Auch vom Außenhandel kamen keine positiven Impulse, wie das Statistikamt weiter mitteilte: Exportiert wurden im zweiten Quartal 0,2 Prozent weniger Waren und Dienstleistungen, die Importe stagnierten. Das drückt inzwischen auch massiv auf die Stimmung. Deutschlands Exportwirtschaft fällt laut einer Umfrage des Ifo-Instituts als Wachstumsmotor vorerst weiter aus, die Stimmung in der Branche verschlechterte sich im August beträchtlich. Der entsprechende Index sank auf minus 4,8 Punkte, nach minus 2,2 Punkten im Juli.
"Die Exporteure profitieren gegenwärtig nicht von dem Wirtschaftswachstum in den anderen europäischen Ländern", erklärte der Leiter der Ifo-Umfragen, Klaus Wohlrabe.
Mit sinkenden Auslandsumsätzen rechnen laut der Umfrage nicht nur die Autobauer, sondern auch die Metallerzeuger und -bearbeiter. Selbst die Möbelindustrie erwartet rückläufige Aufträge. Von einem gleichbleibenden Exportgeschäft gehen die chemische Industrie und die Hersteller von Datenverarbeitungsgeräten aus. Einen Zuwachs bei den Ausfuhren erwarten den Angaben zufolge die Lederhersteller sowie die Getränke- und Nahrungsmittelindustrie.
Konsumflaute nach EM-Hoch
Die Shoppinglaune der Verbraucher ging im zweiten Quartal ebenfalls zurück. Der private Konsum sank um 0,2 Prozent, nachdem er zu Jahresbeginn noch um 0,3 Prozent gewachsen war. Die Konsumausgaben des Staates dagegen stiegen deutlich um 1,0 Prozent – insgesamt blieb der Konsum damit stabil.

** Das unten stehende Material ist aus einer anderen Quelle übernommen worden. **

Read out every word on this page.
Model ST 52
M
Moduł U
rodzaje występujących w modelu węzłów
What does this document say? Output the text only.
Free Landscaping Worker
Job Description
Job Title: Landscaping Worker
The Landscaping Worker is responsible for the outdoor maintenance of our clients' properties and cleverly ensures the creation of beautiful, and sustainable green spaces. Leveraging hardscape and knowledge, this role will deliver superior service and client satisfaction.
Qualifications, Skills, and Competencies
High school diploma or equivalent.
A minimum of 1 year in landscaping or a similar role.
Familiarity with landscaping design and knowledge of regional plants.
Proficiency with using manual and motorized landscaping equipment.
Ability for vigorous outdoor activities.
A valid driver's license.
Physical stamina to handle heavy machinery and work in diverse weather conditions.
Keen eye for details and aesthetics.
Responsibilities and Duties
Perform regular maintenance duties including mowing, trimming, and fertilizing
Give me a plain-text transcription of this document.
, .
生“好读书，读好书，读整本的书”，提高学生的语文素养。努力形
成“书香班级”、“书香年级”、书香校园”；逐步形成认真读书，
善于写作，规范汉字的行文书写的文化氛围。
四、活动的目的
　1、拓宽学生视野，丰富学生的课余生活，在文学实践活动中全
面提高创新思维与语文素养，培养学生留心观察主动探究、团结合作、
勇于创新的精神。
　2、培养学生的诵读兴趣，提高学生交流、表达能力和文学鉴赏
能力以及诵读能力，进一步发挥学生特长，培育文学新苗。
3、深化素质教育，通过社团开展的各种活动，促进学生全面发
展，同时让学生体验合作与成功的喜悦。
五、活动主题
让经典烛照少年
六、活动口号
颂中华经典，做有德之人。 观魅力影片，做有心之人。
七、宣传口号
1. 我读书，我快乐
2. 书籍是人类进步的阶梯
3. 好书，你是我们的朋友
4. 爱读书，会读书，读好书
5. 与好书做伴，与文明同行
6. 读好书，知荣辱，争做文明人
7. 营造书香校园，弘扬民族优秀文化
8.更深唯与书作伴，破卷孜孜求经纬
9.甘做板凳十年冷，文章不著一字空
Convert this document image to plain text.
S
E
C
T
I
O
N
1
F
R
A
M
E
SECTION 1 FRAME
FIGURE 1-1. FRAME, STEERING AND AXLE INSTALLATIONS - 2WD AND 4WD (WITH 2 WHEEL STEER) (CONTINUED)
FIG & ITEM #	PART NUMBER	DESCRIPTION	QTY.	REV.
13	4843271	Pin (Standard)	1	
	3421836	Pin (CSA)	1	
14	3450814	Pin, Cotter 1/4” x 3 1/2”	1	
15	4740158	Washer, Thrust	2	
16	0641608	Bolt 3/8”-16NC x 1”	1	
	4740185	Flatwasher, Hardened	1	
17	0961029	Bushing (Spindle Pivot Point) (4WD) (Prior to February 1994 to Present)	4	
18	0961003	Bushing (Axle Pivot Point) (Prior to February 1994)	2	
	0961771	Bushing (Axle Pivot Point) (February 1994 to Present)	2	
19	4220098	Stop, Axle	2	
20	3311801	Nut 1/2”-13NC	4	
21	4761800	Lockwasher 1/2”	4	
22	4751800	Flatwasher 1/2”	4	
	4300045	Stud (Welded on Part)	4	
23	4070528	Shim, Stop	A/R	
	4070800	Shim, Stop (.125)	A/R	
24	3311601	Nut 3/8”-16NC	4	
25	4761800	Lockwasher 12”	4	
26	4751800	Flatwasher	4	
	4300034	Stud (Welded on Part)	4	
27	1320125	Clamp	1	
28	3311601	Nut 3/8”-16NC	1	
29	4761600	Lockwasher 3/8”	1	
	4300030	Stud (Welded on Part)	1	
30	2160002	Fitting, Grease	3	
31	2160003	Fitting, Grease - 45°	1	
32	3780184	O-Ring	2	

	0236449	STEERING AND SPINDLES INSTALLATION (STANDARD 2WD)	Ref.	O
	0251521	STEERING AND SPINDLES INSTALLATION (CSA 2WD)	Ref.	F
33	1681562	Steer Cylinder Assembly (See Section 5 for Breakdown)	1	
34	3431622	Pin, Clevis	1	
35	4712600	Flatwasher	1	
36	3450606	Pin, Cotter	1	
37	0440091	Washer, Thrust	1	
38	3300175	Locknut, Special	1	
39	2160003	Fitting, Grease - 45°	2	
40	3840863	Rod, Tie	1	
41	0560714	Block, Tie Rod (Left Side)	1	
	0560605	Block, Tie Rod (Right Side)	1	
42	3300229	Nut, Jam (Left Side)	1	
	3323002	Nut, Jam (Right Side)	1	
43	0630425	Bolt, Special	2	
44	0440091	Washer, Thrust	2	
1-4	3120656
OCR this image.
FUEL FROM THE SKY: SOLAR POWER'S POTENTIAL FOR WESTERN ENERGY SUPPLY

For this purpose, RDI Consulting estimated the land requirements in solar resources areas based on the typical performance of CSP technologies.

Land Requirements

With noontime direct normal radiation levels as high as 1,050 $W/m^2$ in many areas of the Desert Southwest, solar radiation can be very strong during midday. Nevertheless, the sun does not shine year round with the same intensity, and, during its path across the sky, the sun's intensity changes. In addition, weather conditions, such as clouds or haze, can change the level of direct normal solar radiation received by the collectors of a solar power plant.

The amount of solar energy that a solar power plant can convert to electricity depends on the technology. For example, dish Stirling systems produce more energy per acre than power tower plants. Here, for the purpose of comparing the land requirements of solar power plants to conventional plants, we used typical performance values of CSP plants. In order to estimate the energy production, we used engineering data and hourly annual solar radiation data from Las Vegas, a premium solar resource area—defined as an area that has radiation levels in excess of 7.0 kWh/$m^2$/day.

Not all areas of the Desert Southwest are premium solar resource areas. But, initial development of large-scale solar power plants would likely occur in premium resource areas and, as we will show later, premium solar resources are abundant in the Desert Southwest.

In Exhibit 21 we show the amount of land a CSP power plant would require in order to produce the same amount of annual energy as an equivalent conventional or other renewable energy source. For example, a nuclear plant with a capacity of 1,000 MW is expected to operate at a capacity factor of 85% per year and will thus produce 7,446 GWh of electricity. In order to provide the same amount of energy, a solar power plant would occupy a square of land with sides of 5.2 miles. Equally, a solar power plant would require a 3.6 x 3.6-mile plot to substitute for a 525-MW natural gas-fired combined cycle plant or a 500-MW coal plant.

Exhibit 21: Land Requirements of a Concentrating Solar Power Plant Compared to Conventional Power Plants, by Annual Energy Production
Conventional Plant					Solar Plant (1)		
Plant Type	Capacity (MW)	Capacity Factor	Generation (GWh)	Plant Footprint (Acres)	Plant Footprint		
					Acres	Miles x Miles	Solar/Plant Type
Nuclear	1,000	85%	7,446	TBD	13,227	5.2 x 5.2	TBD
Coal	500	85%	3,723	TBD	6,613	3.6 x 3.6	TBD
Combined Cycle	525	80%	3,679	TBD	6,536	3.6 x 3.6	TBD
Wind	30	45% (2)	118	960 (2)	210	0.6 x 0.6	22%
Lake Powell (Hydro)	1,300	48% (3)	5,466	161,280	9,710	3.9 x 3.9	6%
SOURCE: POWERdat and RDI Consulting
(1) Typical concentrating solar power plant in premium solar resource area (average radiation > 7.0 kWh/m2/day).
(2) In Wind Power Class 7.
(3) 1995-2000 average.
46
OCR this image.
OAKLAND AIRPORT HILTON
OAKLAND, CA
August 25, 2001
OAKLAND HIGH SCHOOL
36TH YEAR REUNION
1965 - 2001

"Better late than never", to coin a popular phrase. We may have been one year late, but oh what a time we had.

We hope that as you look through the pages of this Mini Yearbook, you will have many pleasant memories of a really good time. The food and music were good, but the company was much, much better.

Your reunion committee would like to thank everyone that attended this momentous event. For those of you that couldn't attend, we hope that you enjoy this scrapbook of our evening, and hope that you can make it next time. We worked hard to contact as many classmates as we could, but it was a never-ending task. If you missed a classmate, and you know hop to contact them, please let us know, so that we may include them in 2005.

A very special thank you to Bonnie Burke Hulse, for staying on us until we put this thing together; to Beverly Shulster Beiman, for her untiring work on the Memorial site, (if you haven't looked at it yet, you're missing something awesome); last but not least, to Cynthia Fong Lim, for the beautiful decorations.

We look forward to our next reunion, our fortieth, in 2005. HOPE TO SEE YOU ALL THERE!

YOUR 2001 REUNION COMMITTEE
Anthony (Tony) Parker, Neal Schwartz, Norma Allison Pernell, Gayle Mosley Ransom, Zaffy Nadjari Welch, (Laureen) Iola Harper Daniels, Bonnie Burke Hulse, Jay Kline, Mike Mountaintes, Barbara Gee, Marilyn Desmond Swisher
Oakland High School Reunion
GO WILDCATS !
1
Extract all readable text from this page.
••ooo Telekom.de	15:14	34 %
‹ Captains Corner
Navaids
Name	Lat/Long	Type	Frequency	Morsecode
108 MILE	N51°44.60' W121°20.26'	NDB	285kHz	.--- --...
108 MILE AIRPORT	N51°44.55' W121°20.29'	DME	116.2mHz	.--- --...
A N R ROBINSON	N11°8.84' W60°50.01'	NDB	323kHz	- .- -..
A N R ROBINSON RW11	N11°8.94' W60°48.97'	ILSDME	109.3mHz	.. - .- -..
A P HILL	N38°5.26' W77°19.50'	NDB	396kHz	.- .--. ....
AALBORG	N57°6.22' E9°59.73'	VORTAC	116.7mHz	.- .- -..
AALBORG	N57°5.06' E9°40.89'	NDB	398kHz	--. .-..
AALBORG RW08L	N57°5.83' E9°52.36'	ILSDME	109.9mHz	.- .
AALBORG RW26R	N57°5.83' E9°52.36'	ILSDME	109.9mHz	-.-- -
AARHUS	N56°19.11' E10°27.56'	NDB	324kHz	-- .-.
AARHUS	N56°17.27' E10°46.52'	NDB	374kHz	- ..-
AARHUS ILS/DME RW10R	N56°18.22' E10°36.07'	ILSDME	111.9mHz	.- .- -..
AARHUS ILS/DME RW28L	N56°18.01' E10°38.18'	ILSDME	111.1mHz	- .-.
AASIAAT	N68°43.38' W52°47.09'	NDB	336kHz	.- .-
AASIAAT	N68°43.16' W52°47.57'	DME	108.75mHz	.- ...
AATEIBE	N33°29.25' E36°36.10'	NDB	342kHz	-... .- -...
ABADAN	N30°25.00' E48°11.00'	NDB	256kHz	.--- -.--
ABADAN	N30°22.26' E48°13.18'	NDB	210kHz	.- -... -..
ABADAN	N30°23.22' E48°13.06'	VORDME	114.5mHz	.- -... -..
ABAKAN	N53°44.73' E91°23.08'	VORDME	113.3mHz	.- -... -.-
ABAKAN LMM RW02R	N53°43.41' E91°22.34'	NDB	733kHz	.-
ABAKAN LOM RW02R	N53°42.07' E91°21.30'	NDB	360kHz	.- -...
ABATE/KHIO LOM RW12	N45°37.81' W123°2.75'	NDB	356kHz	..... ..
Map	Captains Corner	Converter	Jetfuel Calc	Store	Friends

Im Juli saß der Geldbeutel dann schon wieder etwas lockerer. Grund war wohl die Fußball-EM im eigenen Land. Im August ging es jedoch schon wieder in die andere Richtung. "Die Einkommens- und Konjunkturerwartungen müssen spürbare Einbußen hinnehmen", erklärten das Marktforschungsunternehmen GfK und das Nürnberg Institut für Marktentscheidungen (NIM) am Dienstag. Das Konsumklima sinkt laut der Prognose für September auf minus 22,0 Punkte – ein Rückgang um 3,4 Zähler im Vergleich zum Vormonat.
"Offenbar war die Euphorie, die die Fußball-Europameisterschaft in Deutschland ausgelöst hat, nur ein kurzes Aufflackern und ist nach Ende des Turniers verflogen", sagte NIM-Konsumexperte Rolf Bürkl. Im August wurde wieder deutlich mehr gespart.
Leicht steigende Arbeitslosenzahlen, mehr Unternehmensinsolvenzen und Pläne für den Personalabbau führen den Meinungsforschern zufolge zu größeren Sorgen bei Arbeitnehmerinnen und Arbeitnehmern. Die Hoffnung auf eine stabile und nachhaltige Erholung der Konjunktur müsse damit "weiter verschoben werden", so Bürkl.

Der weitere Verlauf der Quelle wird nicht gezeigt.